(Finance) – Analysts expect today’s meeting of the US central bank to conclude with another 25 basis point hike and fed funds rates at 5.25%. This could, moreover, be the last rise of rates in the United States after 14 months of uninterrupted adjustments, with inflation which has already begun to moderate for some months and with the economy raising concerns, as seen in the weakening of some macroeconomic indicators.
The Fed’s Federal Open Market Committee (FOMC) could pave the way for one “watchful waiting” pauseaimed at evaluating the effects on the cycle and inflation of the monetary restriction already implemented and the repercussions of the banking crisis on the availability of credit and, therefore, on final demand.

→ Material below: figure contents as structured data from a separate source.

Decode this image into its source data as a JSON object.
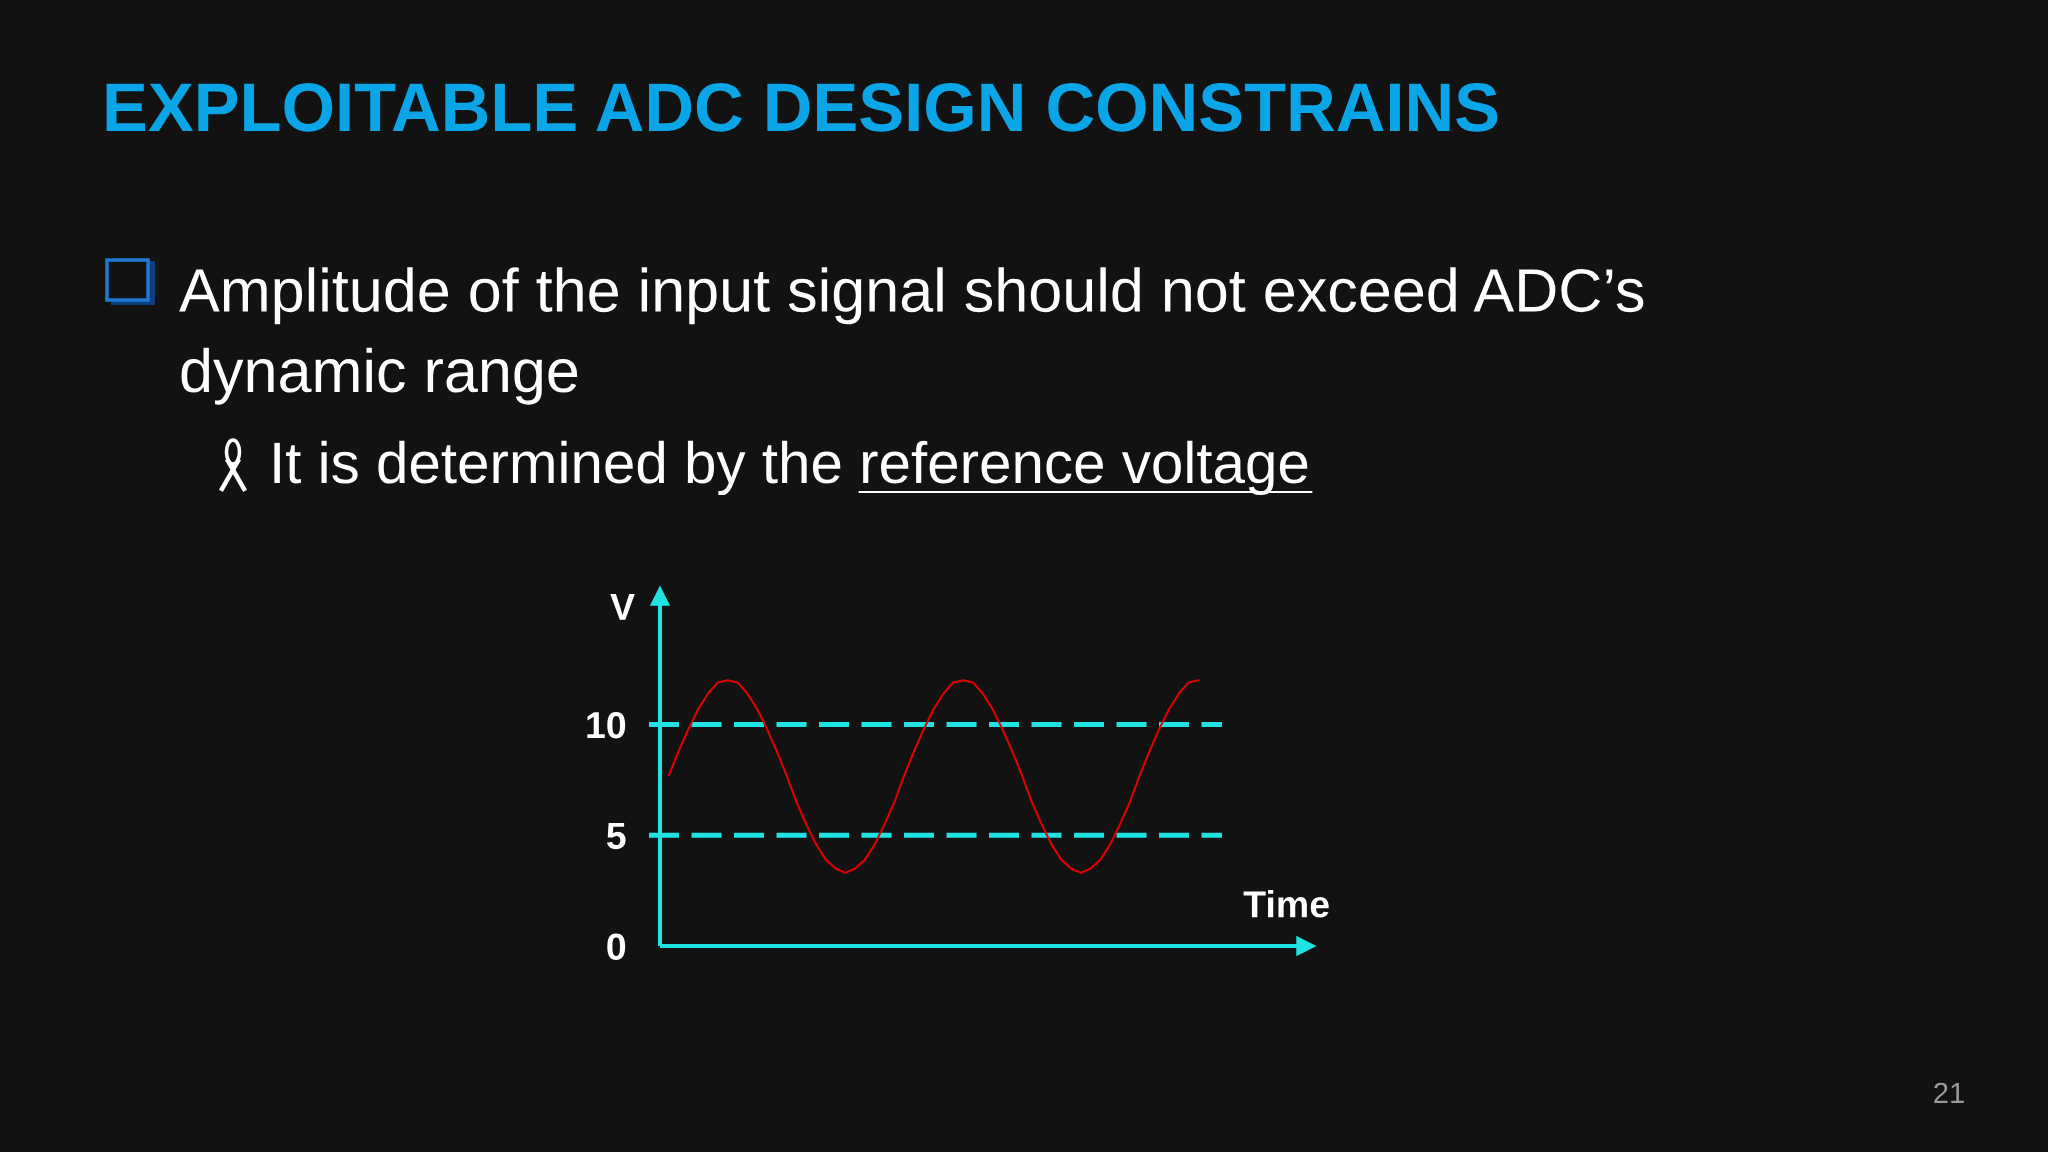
{
  "chart_data": {
    "type": "line",
    "title": "EXPLOITABLE ADC DESIGN CONSTRAINS",
    "xlabel": "Time",
    "ylabel": "V",
    "categories": [
      null,
      null,
      null,
      null,
      null,
      null,
      null,
      null,
      null,
      null,
      null,
      null,
      null,
      null,
      null,
      null,
      null,
      null,
      null,
      null,
      null,
      null,
      null,
      null,
      null,
      null,
      null,
      null,
      null,
      null,
      null,
      null,
      null,
      null,
      null,
      null,
      null,
      null,
      null,
      null,
      null,
      null,
      null,
      null,
      null,
      null,
      null,
      null,
      null,
      null,
      null,
      null,
      null,
      null,
      null
    ],
    "series": [
      {
        "color": "#e00000",
        "values": [
          7.7,
          8.8,
          9.8,
          10.7,
          11.4,
          11.9,
          12.0,
          11.9,
          11.4,
          10.7,
          9.8,
          8.8,
          7.7,
          6.5,
          5.5,
          4.6,
          3.9,
          3.5,
          3.3,
          3.5,
          3.9,
          4.6,
          5.5,
          6.5,
          7.7,
          8.8,
          9.8,
          10.7,
          11.4,
          11.9,
          12.0,
          11.9,
          11.4,
          10.7,
          9.8,
          8.8,
          7.7,
          6.5,
          5.5,
          4.6,
          3.9,
          3.5,
          3.3,
          3.5,
          3.9,
          4.6,
          5.5,
          6.5,
          7.7,
          8.8,
          9.8,
          10.7,
          11.4,
          11.9,
          12.0
        ]
      }
    ],
    "ylim": [
      0,
      15.8
    ],
    "yticks": [
      0,
      5,
      10
    ],
    "tick_labels": "y",
    "ref_lines": [
      {
        "axis": "y",
        "value": 10,
        "color": "#1fe3e3",
        "line_style": "dashed"
      },
      {
        "axis": "y",
        "value": 5,
        "color": "#1fe3e3",
        "line_style": "dashed"
      }
    ],
    "annotations": [
      "Amplitude of the input signal should not exceed ADC’s\ndynamic range",
      "It is determined by the reference voltage",
      "21"
    ]
  }
}
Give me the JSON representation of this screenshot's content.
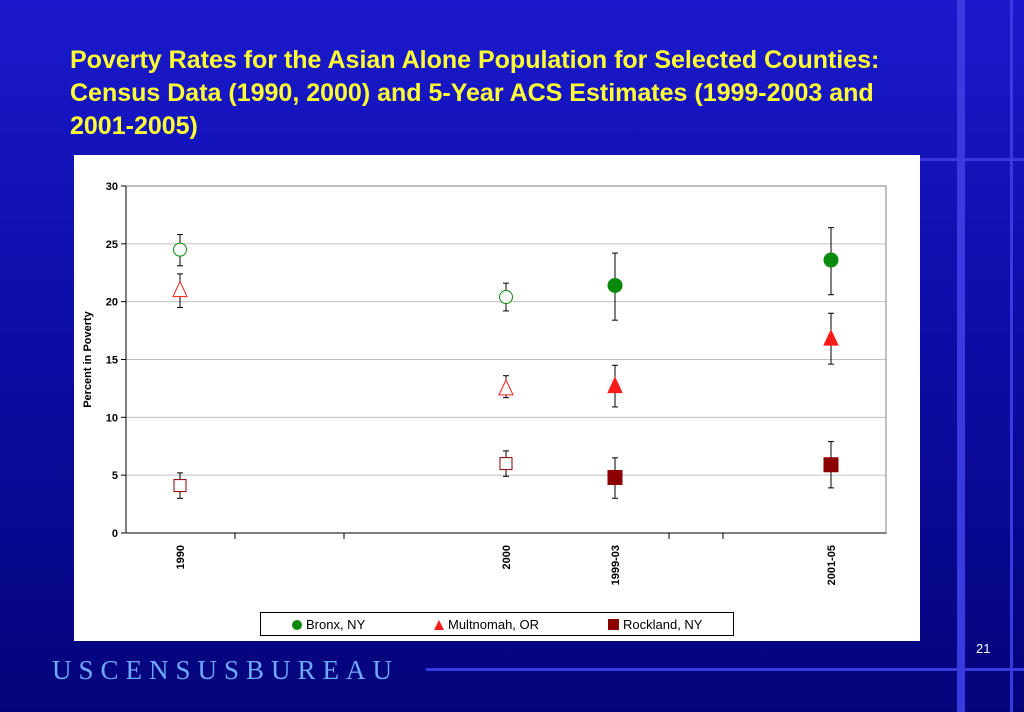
{
  "slide": {
    "title": "Poverty Rates for the Asian Alone Population for Selected Counties:  Census Data (1990, 2000) and 5-Year ACS Estimates (1999-2003 and 2001-2005)",
    "page_number": "21",
    "footer_logo": "USCENSUSBUREAU"
  },
  "colors": {
    "background": "#0d0da8",
    "title": "#ffff33",
    "bronx": "#0a8a0a",
    "multnomah": "#ff1a1a",
    "rockland": "#8b0000",
    "logo": "#6fa8ff"
  },
  "chart_data": {
    "type": "scatter",
    "ylabel": "Percent in Poverty",
    "ylim": [
      0,
      30
    ],
    "yticks": [
      0,
      5,
      10,
      15,
      20,
      25,
      30
    ],
    "grid": true,
    "legend_position": "bottom",
    "categories": [
      "1990",
      "2000",
      "1999-03",
      "2001-05"
    ],
    "series": [
      {
        "name": "Bronx, NY",
        "marker": "circle",
        "color": "#0a8a0a",
        "values": [
          24.5,
          20.4,
          21.4,
          23.6
        ],
        "errors": [
          [
            23.1,
            25.8
          ],
          [
            19.2,
            21.6
          ],
          [
            18.4,
            24.2
          ],
          [
            20.6,
            26.4
          ]
        ],
        "filled": [
          false,
          false,
          true,
          true
        ]
      },
      {
        "name": "Multnomah, OR",
        "marker": "triangle",
        "color": "#ff1a1a",
        "values": [
          21.0,
          12.5,
          12.7,
          16.8
        ],
        "errors": [
          [
            19.5,
            22.4
          ],
          [
            11.7,
            13.6
          ],
          [
            10.9,
            14.5
          ],
          [
            14.6,
            19.0
          ]
        ],
        "filled": [
          false,
          false,
          true,
          true
        ]
      },
      {
        "name": "Rockland, NY",
        "marker": "square",
        "color": "#8b0000",
        "values": [
          4.1,
          6.0,
          4.8,
          5.9
        ],
        "errors": [
          [
            3.0,
            5.2
          ],
          [
            4.9,
            7.1
          ],
          [
            3.0,
            6.5
          ],
          [
            3.9,
            7.9
          ]
        ],
        "filled": [
          false,
          false,
          true,
          true
        ]
      }
    ]
  }
}
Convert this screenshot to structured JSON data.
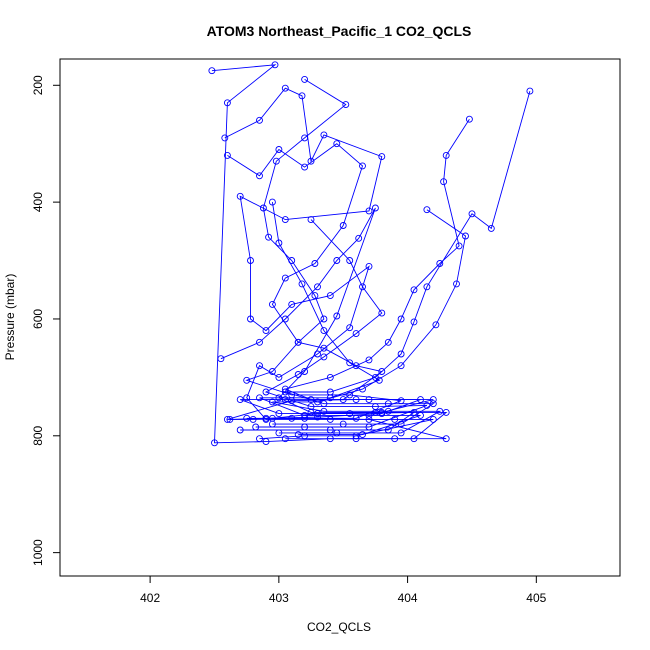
{
  "chart_data": {
    "type": "line",
    "title": "ATOM3 Northeast_Pacific_1 CO2_QCLS",
    "xlabel": "CO2_QCLS",
    "ylabel": "Pressure (mbar)",
    "xlim": [
      401.3,
      405.65
    ],
    "ylim": [
      1040,
      155
    ],
    "y_axis_inverted": true,
    "x_ticks": [
      402,
      403,
      404,
      405
    ],
    "y_ticks": [
      200,
      400,
      600,
      800,
      1000
    ],
    "grid": false,
    "legend": "none",
    "marker": "open-circle",
    "series_color": "#0000ff",
    "series": [
      {
        "name": "",
        "points": [
          [
            402.48,
            175
          ],
          [
            402.97,
            165
          ],
          [
            402.6,
            230
          ],
          [
            402.5,
            812
          ],
          [
            402.9,
            810
          ],
          [
            403.4,
            805
          ],
          [
            403.9,
            805
          ],
          [
            404.3,
            805
          ],
          [
            403.7,
            772
          ],
          [
            403.2,
            770
          ],
          [
            402.8,
            772
          ],
          [
            402.6,
            772
          ],
          [
            403.1,
            740
          ],
          [
            403.6,
            738
          ],
          [
            404.2,
            738
          ],
          [
            403.8,
            760
          ],
          [
            403.3,
            762
          ],
          [
            402.95,
            770
          ]
        ]
      },
      {
        "name": "",
        "points": [
          [
            402.58,
            290
          ],
          [
            402.85,
            260
          ],
          [
            403.05,
            205
          ],
          [
            403.18,
            218
          ],
          [
            403.25,
            330
          ],
          [
            403.35,
            285
          ],
          [
            403.8,
            322
          ],
          [
            403.7,
            415
          ],
          [
            403.05,
            430
          ],
          [
            402.7,
            390
          ],
          [
            402.78,
            500
          ],
          [
            402.78,
            600
          ],
          [
            402.9,
            620
          ],
          [
            403.1,
            575
          ],
          [
            403.4,
            560
          ],
          [
            403.7,
            510
          ],
          [
            403.55,
            615
          ],
          [
            403.3,
            660
          ],
          [
            403.0,
            700
          ],
          [
            402.85,
            680
          ],
          [
            402.75,
            735
          ],
          [
            402.9,
            772
          ],
          [
            403.4,
            772
          ],
          [
            403.9,
            772
          ],
          [
            404.2,
            772
          ],
          [
            403.6,
            800
          ],
          [
            403.2,
            800
          ],
          [
            402.85,
            805
          ]
        ]
      },
      {
        "name": "",
        "points": [
          [
            402.6,
            320
          ],
          [
            402.85,
            355
          ],
          [
            403.0,
            310
          ],
          [
            403.2,
            340
          ],
          [
            403.45,
            300
          ],
          [
            403.65,
            338
          ],
          [
            403.5,
            440
          ],
          [
            403.28,
            505
          ],
          [
            403.05,
            530
          ],
          [
            402.95,
            575
          ],
          [
            403.15,
            640
          ],
          [
            403.35,
            650
          ],
          [
            403.6,
            680
          ],
          [
            403.8,
            690
          ],
          [
            403.5,
            738
          ],
          [
            403.05,
            738
          ],
          [
            402.7,
            738
          ],
          [
            403.0,
            762
          ],
          [
            403.55,
            762
          ],
          [
            404.05,
            760
          ],
          [
            403.85,
            790
          ],
          [
            403.4,
            790
          ],
          [
            402.7,
            790
          ]
        ]
      },
      {
        "name": "",
        "points": [
          [
            404.48,
            258
          ],
          [
            404.3,
            320
          ],
          [
            404.28,
            365
          ],
          [
            404.4,
            475
          ],
          [
            404.25,
            505
          ],
          [
            404.05,
            550
          ],
          [
            403.95,
            600
          ],
          [
            403.85,
            640
          ],
          [
            403.7,
            670
          ],
          [
            403.4,
            700
          ],
          [
            403.05,
            720
          ],
          [
            403.25,
            738
          ],
          [
            403.7,
            738
          ],
          [
            404.1,
            738
          ],
          [
            403.8,
            762
          ],
          [
            403.3,
            768
          ],
          [
            402.9,
            770
          ],
          [
            402.62,
            772
          ]
        ]
      },
      {
        "name": "",
        "points": [
          [
            404.95,
            210
          ],
          [
            404.65,
            445
          ],
          [
            404.5,
            420
          ],
          [
            404.15,
            545
          ],
          [
            404.05,
            605
          ],
          [
            403.95,
            660
          ],
          [
            403.75,
            700
          ],
          [
            403.4,
            725
          ],
          [
            403.05,
            725
          ],
          [
            403.35,
            745
          ],
          [
            403.85,
            745
          ],
          [
            404.2,
            745
          ],
          [
            403.95,
            780
          ],
          [
            403.5,
            780
          ],
          [
            402.95,
            780
          ]
        ]
      },
      {
        "name": "",
        "points": [
          [
            402.55,
            668
          ],
          [
            402.85,
            640
          ],
          [
            403.05,
            600
          ],
          [
            403.3,
            545
          ],
          [
            403.45,
            500
          ],
          [
            403.62,
            462
          ],
          [
            403.75,
            410
          ],
          [
            403.45,
            595
          ],
          [
            403.2,
            690
          ],
          [
            403.0,
            735
          ],
          [
            403.25,
            760
          ],
          [
            403.75,
            760
          ],
          [
            404.3,
            760
          ],
          [
            404.05,
            805
          ],
          [
            403.6,
            805
          ],
          [
            403.05,
            805
          ]
        ]
      },
      {
        "name": "",
        "points": [
          [
            403.2,
            190
          ],
          [
            403.52,
            233
          ],
          [
            403.2,
            290
          ],
          [
            402.98,
            330
          ],
          [
            402.88,
            410
          ],
          [
            402.92,
            460
          ],
          [
            403.1,
            500
          ],
          [
            403.28,
            560
          ],
          [
            403.35,
            600
          ],
          [
            403.15,
            640
          ],
          [
            402.95,
            690
          ],
          [
            402.75,
            705
          ],
          [
            403.1,
            730
          ],
          [
            403.55,
            730
          ],
          [
            403.95,
            740
          ],
          [
            403.6,
            770
          ],
          [
            403.1,
            770
          ],
          [
            402.75,
            770
          ]
        ]
      },
      {
        "name": "",
        "points": [
          [
            404.15,
            413
          ],
          [
            404.45,
            458
          ],
          [
            404.38,
            540
          ],
          [
            404.22,
            610
          ],
          [
            403.95,
            680
          ],
          [
            403.65,
            720
          ],
          [
            403.3,
            742
          ],
          [
            402.95,
            742
          ],
          [
            403.35,
            758
          ],
          [
            403.85,
            758
          ],
          [
            404.25,
            758
          ],
          [
            403.95,
            795
          ],
          [
            403.45,
            795
          ],
          [
            403.0,
            795
          ]
        ]
      },
      {
        "name": "",
        "points": [
          [
            403.25,
            430
          ],
          [
            403.55,
            500
          ],
          [
            403.65,
            545
          ],
          [
            403.8,
            590
          ],
          [
            403.6,
            625
          ],
          [
            403.35,
            665
          ],
          [
            403.15,
            695
          ],
          [
            402.9,
            725
          ],
          [
            403.25,
            750
          ],
          [
            403.75,
            750
          ],
          [
            404.15,
            748
          ],
          [
            403.7,
            785
          ],
          [
            403.2,
            785
          ],
          [
            402.82,
            785
          ]
        ]
      },
      {
        "name": "",
        "points": [
          [
            402.95,
            400
          ],
          [
            403.0,
            470
          ],
          [
            403.18,
            540
          ],
          [
            403.35,
            620
          ],
          [
            403.55,
            675
          ],
          [
            403.78,
            705
          ],
          [
            403.4,
            735
          ],
          [
            402.85,
            735
          ],
          [
            403.2,
            765
          ],
          [
            403.7,
            765
          ],
          [
            404.1,
            765
          ],
          [
            403.65,
            798
          ],
          [
            403.15,
            798
          ]
        ]
      }
    ]
  }
}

With analysts taking the magnitude of the rise in the cost of borrowing all but for granted, attention turns to the words that will be used in the statement and by the Federal Reserve chairman. “The forward guidance and the press conference by President Powell will be more important than the 25 basis point hike as the Fed seeks to communicate a pause in its hiking cycle, retaining the option to hike or hold into June and beyond,” said Frederik Ducrozet, head of the macroeconomic research by Pictet Wealth Management “There will be no new dot plots or economic projections, so it will be any description is essential by the president on where the rate policy should be restrictive enough,”” he added.
The decision by US central bankers comes at a time when the situation of US banks, particularly the regional ones, has once again caused concern, despite JPMorgan’s bailout of First Republic Bank. The KBW Regional Banking Index, which tracks medium-sized banks, lost 5.5% in yesterday’s session.
“The fallout from banking sector stress is uncertain, while inflation and wages have proven persistent since the March FOMC meeting,” said Tiffany Wilding, PIMCO’s North American Economist. next Fed move than it has been in several quarters.In our view, to give time to assess the impact, the most likely trade-off is to prepare for a pause, but one conditioned by incoming data and maintaining a greater upside bias for the next move of the central institution”.
According to Jack Janasiewicz, Natixis Investment Managers Solutions, however, a break is not “a change of course“. “A breakthrough implies a move to cuts later in the year – he explained – We’re not so sure. We expect the Fed to keep rates elevated for a while longer, as a longer-term hike will remain its policy of choice to bring inflation back to its stated 2% target.”